Un problème qualitatif plus que quantitatif

Mais pourquoi la Nouvelle-Aquitaine ou la Bretagne seraient-elles si friandes d’oxycodone ? Le Pr Authier évoque la piste d’une « formation médicale universitaire ou continue qui diffère dans ces régions et qui débouche sur des habitudes de prescriptions locales plus fortes ». L’addictologue évoque également l’hypothèse d’une « plus grande efficacité des forces de vente du laboratoire pharmaceutique » sur ces territoires incitant à augmenter les prescriptions. De son côté, le Dr Jean-Michel Delile, président de la fédération Addiction, souligne que « la région Aquitaine est connue pour s’être emparée du traitement de la douleur de manière très active. Cela explique sûrement en partie ces chiffres très au-dessus de la moyenne ».

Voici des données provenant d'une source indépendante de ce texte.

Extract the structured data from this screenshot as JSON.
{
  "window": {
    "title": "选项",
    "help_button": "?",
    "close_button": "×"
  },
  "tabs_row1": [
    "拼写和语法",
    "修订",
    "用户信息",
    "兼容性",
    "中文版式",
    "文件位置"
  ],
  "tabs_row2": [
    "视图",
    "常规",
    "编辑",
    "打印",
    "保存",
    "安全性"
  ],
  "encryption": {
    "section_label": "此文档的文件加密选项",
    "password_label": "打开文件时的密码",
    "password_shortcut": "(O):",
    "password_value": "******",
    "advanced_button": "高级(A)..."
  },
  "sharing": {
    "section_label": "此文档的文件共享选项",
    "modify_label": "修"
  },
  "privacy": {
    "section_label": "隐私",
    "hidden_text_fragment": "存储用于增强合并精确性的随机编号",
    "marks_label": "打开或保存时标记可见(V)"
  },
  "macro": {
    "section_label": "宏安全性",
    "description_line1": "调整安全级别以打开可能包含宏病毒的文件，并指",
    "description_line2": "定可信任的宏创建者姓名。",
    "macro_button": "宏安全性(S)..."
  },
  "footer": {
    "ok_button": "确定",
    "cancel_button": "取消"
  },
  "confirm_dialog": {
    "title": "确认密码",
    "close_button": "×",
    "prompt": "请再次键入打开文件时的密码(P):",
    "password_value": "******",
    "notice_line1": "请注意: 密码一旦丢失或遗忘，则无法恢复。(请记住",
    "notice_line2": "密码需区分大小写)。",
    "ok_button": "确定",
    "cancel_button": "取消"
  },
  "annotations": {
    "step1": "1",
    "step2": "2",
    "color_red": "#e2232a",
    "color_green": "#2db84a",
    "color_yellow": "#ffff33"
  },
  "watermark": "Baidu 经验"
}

Mais les deux spécialistes s’accordent sur un point : en France, le problème de l’oxycodone reste « plus qualitatif que quantitatif ». Plus encore que la hausse des chiffres, l’important est bien de savoir à qui l’oxycodone est prescrit, pour quels types de douleurs, et surtout pour quelle durée. Car le vrai challenge est de s’assurer que les différentes options médicamenteuses du traitement de la douleur sont utilisées à bon escient tout en sécurisant les risques de dépendance. Si l’intérêt de l’oxycodone demeure réel pour les patients qui ne tolèrent pas bien la morphine, la France doit à tout prix éviter de voir la situation s’emballer, avec des prescriptions en hausse et des patients faisant renouveler leurs ordonnances en changeant de médecin.

Mais nous sommes très loin d’une situation à l’américaine. « Depuis 7 ou 8 ans, nous recevons des patients qui perdent le contrôle avec l’oxycodone, souligne Jean-Michel Delile. Leurs profils sont très différents des autres patients. Ils appartiennent souvent aux classes moyennes ou supérieures, ce sont souvent des femmes très insérées socialement. Si le nombre de cas s’est un peu renforcé, il n’y a pas du tout d’alerte générale. »

La consommation d’oxycodone et de morphine reste en deçà des opioïdes dits « faibles », au premier rang desquels le tramadol. Bien plus facile d’accès, sa prescription a très nettement augmenté ces dernières années pour atteindre plus de 7 millions de consommateurs en 2021.